Longing for a lover can inspire beautiful art. At the start of the 1900s, it compelled Proust to write his magnum opus In Search of Lost Time. By the end of that same century, it inspired Everything But the Girl to write a lovely song about how the deserts miss the rain. In reality though, missing someone can be pretty unbearable. When you’re in a long distance relationship, you realise a desert waiting for rain would feel torturous. Your entire existence would be reduced to drought. You would die of thirst. You would shit sand.
My boyfriend and I have always spent long periods apart, on and off. When we first started dating, he embarked on a six-month exchange to Hong Kong. For the past 18 months, I’ve split time between Australia and Asia for work, leaving for months at a time. More opportunities came up this year, so we finally packed up our apartment and caught planes in opposite directions. He flew to North America; I headed back to Asia. “International power couple!” my friends said merrily. I felt the opposite of that. I felt like a kid in squeaky shoes and a helicopter cap, waving sadly goodbye to his best friend at the airport again.

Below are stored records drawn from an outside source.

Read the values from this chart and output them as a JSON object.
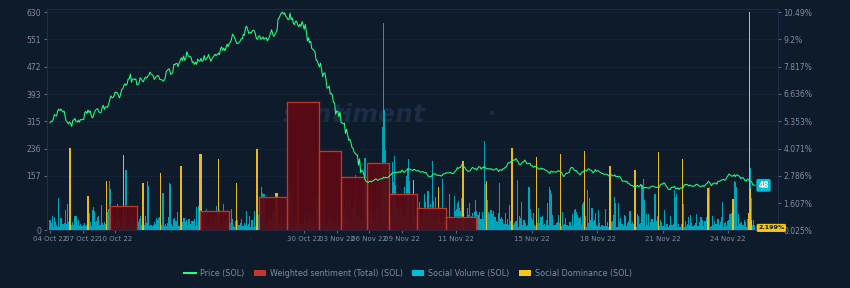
{
  "background_color": "#0d1b2a",
  "plot_bg_color": "#0d1b2a",
  "price_color": "#26ff7f",
  "sentiment_fill_color": "#5a0a14",
  "sentiment_border_color": "#c0392b",
  "social_volume_color": "#00bcd4",
  "social_dominance_color": "#f5c518",
  "watermark_text": "santiment",
  "watermark_color": "#1a2d44",
  "legend_items": [
    "Price (SOL)",
    "Weighted sentiment (Total) (SOL)",
    "Social Volume (SOL)",
    "Social Dominance (SOL)"
  ],
  "legend_colors": [
    "#26ff7f",
    "#c0392b",
    "#00bcd4",
    "#f5c518"
  ],
  "left_yticks": [
    0,
    157,
    236,
    315,
    393,
    472,
    551,
    630
  ],
  "right_ytick_labels": [
    "0.025%",
    "1.607%",
    "2.786%",
    "4.071%",
    "5.353%",
    "6.636%",
    "7.817%",
    "9.2%",
    "10.49%"
  ],
  "x_tick_labels": [
    "04 Oct 22",
    "07 Oct 22",
    "10 Oct 22",
    "30 Oct 22",
    "03 Nov 22",
    "06 Nov 22",
    "09 Nov 22",
    "11 Nov 22",
    "15 Nov 22",
    "18 Nov 22",
    "21 Nov 22",
    "24 Nov 22"
  ],
  "price_label_value": "48",
  "dominance_label_value": "2.199%",
  "N": 650
}
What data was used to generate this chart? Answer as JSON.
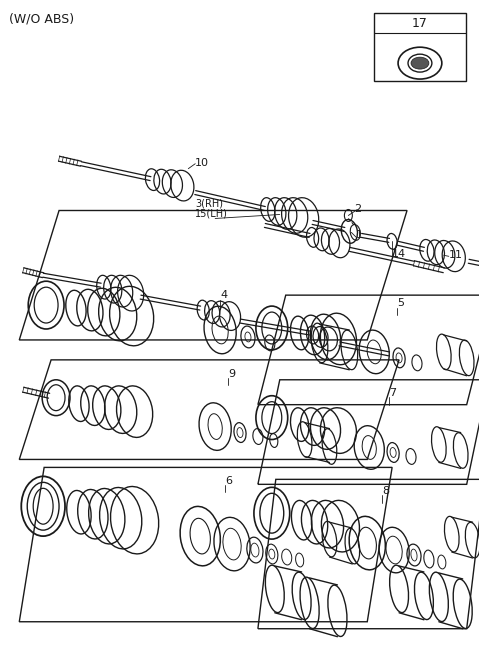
{
  "bg": "#ffffff",
  "lc": "#1a1a1a",
  "title": "(W/O ABS)",
  "fig_w": 4.8,
  "fig_h": 6.56,
  "dpi": 100
}
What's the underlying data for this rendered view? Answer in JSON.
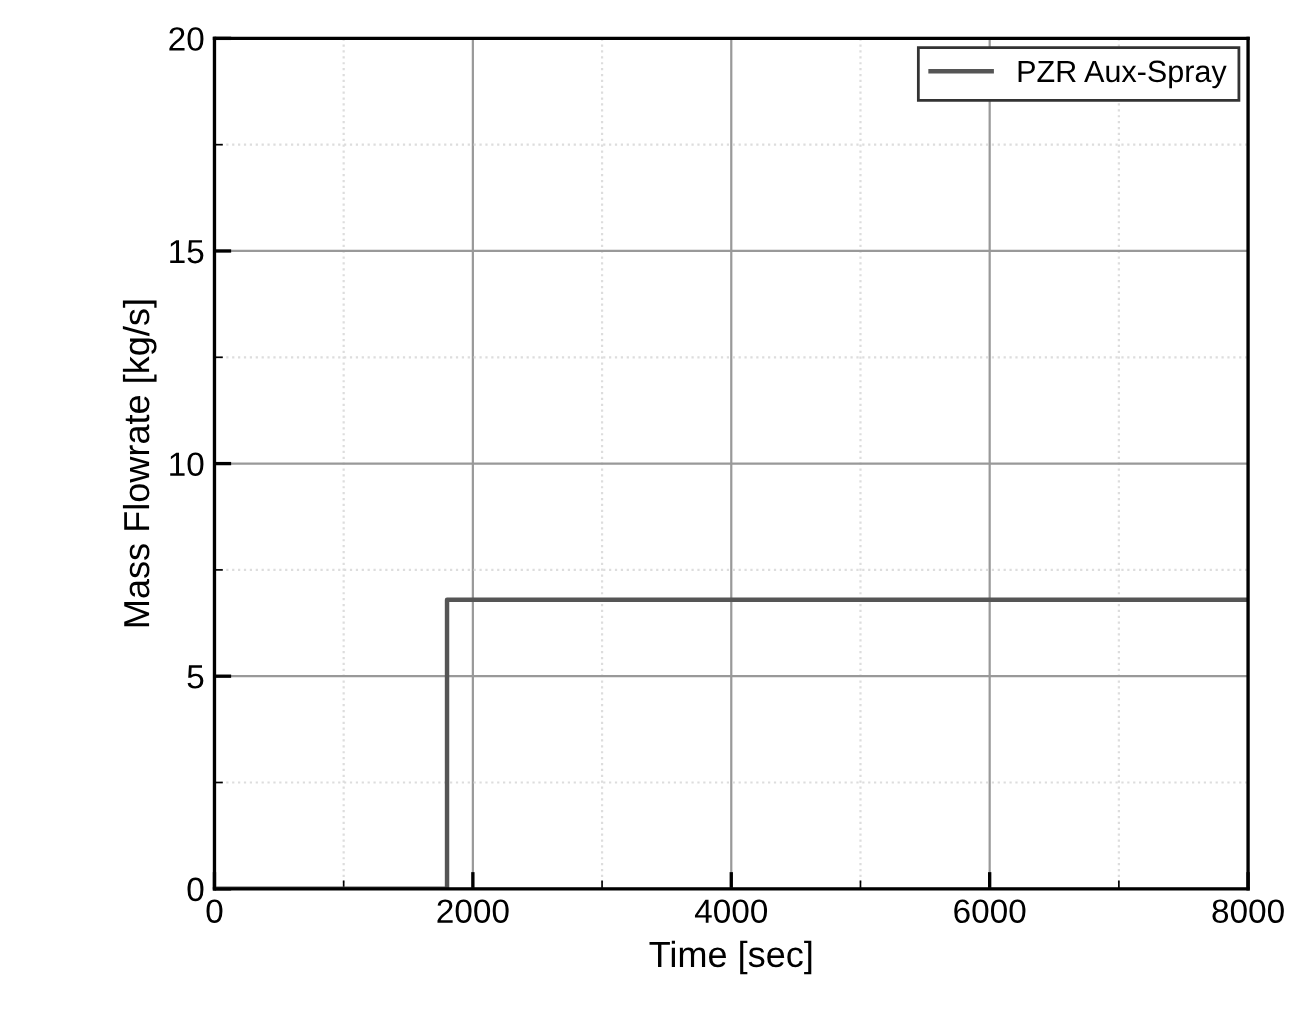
{
  "chart_data": {
    "type": "step",
    "xlabel": "Time [sec]",
    "ylabel": "Mass Flowrate [kg/s]",
    "series": [
      {
        "name": "PZR Aux-Spray",
        "color": "#555555",
        "x": [
          0,
          1800,
          8000
        ],
        "values": [
          0,
          6.8,
          6.8
        ]
      }
    ],
    "xlim": [
      0,
      8000
    ],
    "xticks": [
      0,
      2000,
      4000,
      6000,
      8000
    ],
    "ylim": [
      0,
      20
    ],
    "yticks": [
      0,
      5,
      10,
      15,
      20
    ],
    "grid": true,
    "legend": "top right",
    "marker": "none",
    "line_style": "solid"
  }
}
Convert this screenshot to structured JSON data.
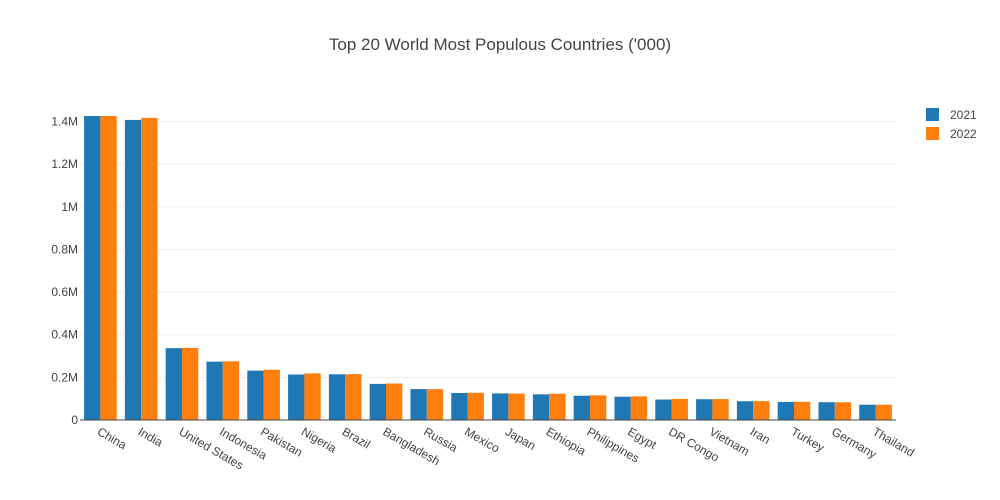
{
  "chart_data": {
    "type": "bar",
    "title": "Top 20 World Most Populous Countries ('000)",
    "xlabel": "",
    "ylabel": "",
    "categories": [
      "China",
      "India",
      "United States",
      "Indonesia",
      "Pakistan",
      "Nigeria",
      "Brazil",
      "Bangladesh",
      "Russia",
      "Mexico",
      "Japan",
      "Ethiopia",
      "Philippines",
      "Egypt",
      "DR Congo",
      "Vietnam",
      "Iran",
      "Turkey",
      "Germany",
      "Thailand"
    ],
    "series": [
      {
        "name": "2021",
        "color": "#1f77b4",
        "values": [
          1425893,
          1407563,
          336998,
          273753,
          231402,
          213401,
          214326,
          169356,
          145103,
          126705,
          124613,
          120283,
          113880,
          109262,
          95894,
          97468,
          87923,
          84775,
          83409,
          71601
        ]
      },
      {
        "name": "2022",
        "color": "#ff7f0e",
        "values": [
          1425887,
          1417173,
          338290,
          275501,
          235825,
          218541,
          215313,
          171186,
          144713,
          127504,
          123952,
          123380,
          115559,
          110990,
          99010,
          98187,
          88551,
          85341,
          83370,
          71697
        ]
      }
    ],
    "ylim": [
      0,
      1501000
    ],
    "yticks": [
      {
        "value": 0,
        "label": "0"
      },
      {
        "value": 200000,
        "label": "0.2M"
      },
      {
        "value": 400000,
        "label": "0.4M"
      },
      {
        "value": 600000,
        "label": "0.6M"
      },
      {
        "value": 800000,
        "label": "0.8M"
      },
      {
        "value": 1000000,
        "label": "1M"
      },
      {
        "value": 1200000,
        "label": "1.2M"
      },
      {
        "value": 1400000,
        "label": "1.4M"
      }
    ],
    "grid": true,
    "legend_position": "top-right"
  }
}
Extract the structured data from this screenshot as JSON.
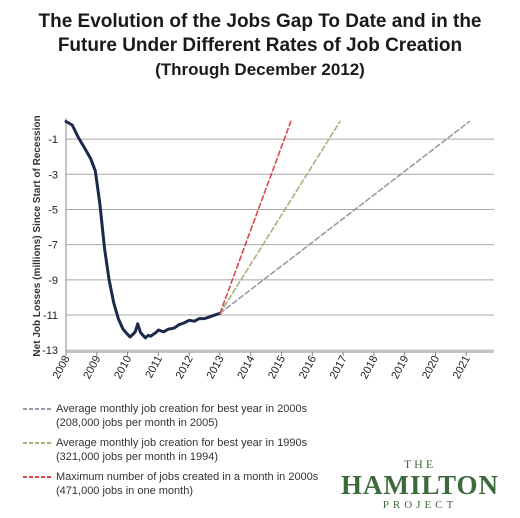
{
  "header": {
    "title_line1": "The Evolution of the Jobs Gap To Date and in the",
    "title_line2": "Future Under Different Rates of Job Creation",
    "subtitle": "(Through December 2012)"
  },
  "chart_data": {
    "type": "line",
    "title": "The Evolution of the Jobs Gap To Date and in the Future Under Different Rates of Job Creation",
    "subtitle": "(Through December 2012)",
    "ylabel": "Net Job Losses (millions) Since Start of Recession",
    "xlabel": "",
    "xlim": [
      2008,
      2021.9
    ],
    "ylim": [
      -13.1,
      0.2
    ],
    "x_ticks": [
      "2008",
      "2009",
      "2010",
      "2011",
      "2012",
      "2013",
      "2014",
      "2015",
      "2016",
      "2017",
      "2018",
      "2019",
      "2020",
      "2021"
    ],
    "y_ticks": [
      "-1",
      "-3",
      "-5",
      "-7",
      "-9",
      "-11",
      "-13"
    ],
    "y_tick_values": [
      -1,
      -3,
      -5,
      -7,
      -9,
      -11,
      -13
    ],
    "grid": true,
    "legend_position": "bottom-left",
    "series": [
      {
        "color": "#1c2a4a",
        "style": "solid",
        "x": [
          2008.0,
          2008.2,
          2008.4,
          2008.6,
          2008.8,
          2008.95,
          2009.1,
          2009.25,
          2009.4,
          2009.55,
          2009.7,
          2009.85,
          2010.0,
          2010.08,
          2010.17,
          2010.25,
          2010.33,
          2010.42,
          2010.5,
          2010.58,
          2010.67,
          2010.75,
          2010.83,
          2010.92,
          2011.0,
          2011.17,
          2011.33,
          2011.5,
          2011.67,
          2011.83,
          2012.0,
          2012.17,
          2012.33,
          2012.5,
          2012.67,
          2012.83,
          2013.0
        ],
        "y": [
          0.0,
          -0.2,
          -0.9,
          -1.5,
          -2.1,
          -2.8,
          -4.7,
          -7.2,
          -9.0,
          -10.3,
          -11.2,
          -11.8,
          -12.1,
          -12.25,
          -12.1,
          -11.95,
          -11.5,
          -12.0,
          -12.15,
          -12.3,
          -12.15,
          -12.2,
          -12.1,
          -12.0,
          -11.85,
          -11.95,
          -11.8,
          -11.75,
          -11.55,
          -11.45,
          -11.3,
          -11.35,
          -11.2,
          -11.2,
          -11.1,
          -11.0,
          -10.9
        ]
      },
      {
        "name": "Average monthly job creation for best year in 2000s",
        "color": "#9a9aaa",
        "style": "dashed",
        "x": [
          2013.0,
          2021.1
        ],
        "y": [
          -10.9,
          0.0
        ]
      },
      {
        "name": "Average monthly job creation for best year in 1990s",
        "color": "#a3b37a",
        "style": "dashed",
        "x": [
          2013.0,
          2016.9
        ],
        "y": [
          -10.9,
          0.0
        ]
      },
      {
        "name": "Maximum number of jobs created in a month  in 2000s",
        "color": "#d9474f",
        "style": "dashed",
        "x": [
          2013.0,
          2015.3
        ],
        "y": [
          -10.9,
          0.0
        ]
      }
    ]
  },
  "legend": [
    {
      "line1": "Average monthly job creation for best year in 2000s",
      "line2": "(208,000 jobs per month in 2005)",
      "color": "#9a9aaa"
    },
    {
      "line1": "Average monthly job creation for best year in 1990s",
      "line2": "(321,000 jobs per month in 1994)",
      "color": "#a3b37a"
    },
    {
      "line1": "Maximum number of jobs created in a month  in 2000s",
      "line2": "(471,000 jobs in one month)",
      "color": "#d9474f"
    }
  ],
  "logo": {
    "line1": "THE",
    "line2": "HAMILTON",
    "line3": "PROJECT"
  }
}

Still, we’re lucky to live in an era where Skype and SMS and iMessage exists. I feel fortunate that I don’t have to wait for handwritten letters delivered via the oceans, bearing hopeful news from three months ago when my partner was actually still alive. The modern problems we face aren’t harrowing, but they are strange. Living on separate continents means constantly checking timezones. We accidentally wake each other up with ill-timed SMSes and say goodnight at lunch-time. Skype might be a modern miracle, but connections are so bad in most countries that the stop-start video is like watching your partner having a stroke.
Why do we do this to ourselves? Wouldn’t it be easier if we stayed together in one spot? Or gave up altogether and called it quits? Doesn’t pursuing long-term relationships delay the inevitable romances we’ll find overseas? In any case, I had more reason to worry. My boyfriend was headed to New York, international epicentre of the handsomely bearded and tattooed. Meanwhile, I was in places like Burma, where the men wore swastika t-shirts (such was their education level) and desperately needed dental surgery for their ruined mouths.
Still, having been together for a decade though, we’ve figured we could probably weather anything. Maybe it’s a part of getting older, or maybe it’s the distance, but staying together isn’t something that frightens us anymore. It feels like something we want to protect. (Wow. As a free-thinking homosexual, I never thought I’d say that. Perhaps I should consider running as a Family First candidate in the Senate next year.)
There are benefits too. As my friend Kim recently wrote, “The best thing about a long-distance relationship is the passionate reunion.” It’s hard to disagree with that. Without getting too graphic, the force with which couples reunite after months apart is like a wrecking ball smashing into the side of a building, except your skull is the wrecking ball and the wall is your partner’s face.
And if Aung San Suu Kyi can spend years in house arrest in Burma, only to be temporarly released, find out her husband was dying of cancer in the UK and remain in Burma anyway for the sake of her people, surely Scott and I can hack a few months apart. We remind each other we’re only ever a flight away. We keep saying we’ll have the rest of our lives together.
So we live apart and bear it. There isn’t any other option anyway. And until we meet again, we do what all couples in long distance relationships do: we sleep with our phones by our sides, ask about the weather on the other side of the world and look at every calendar like it’s a countdown.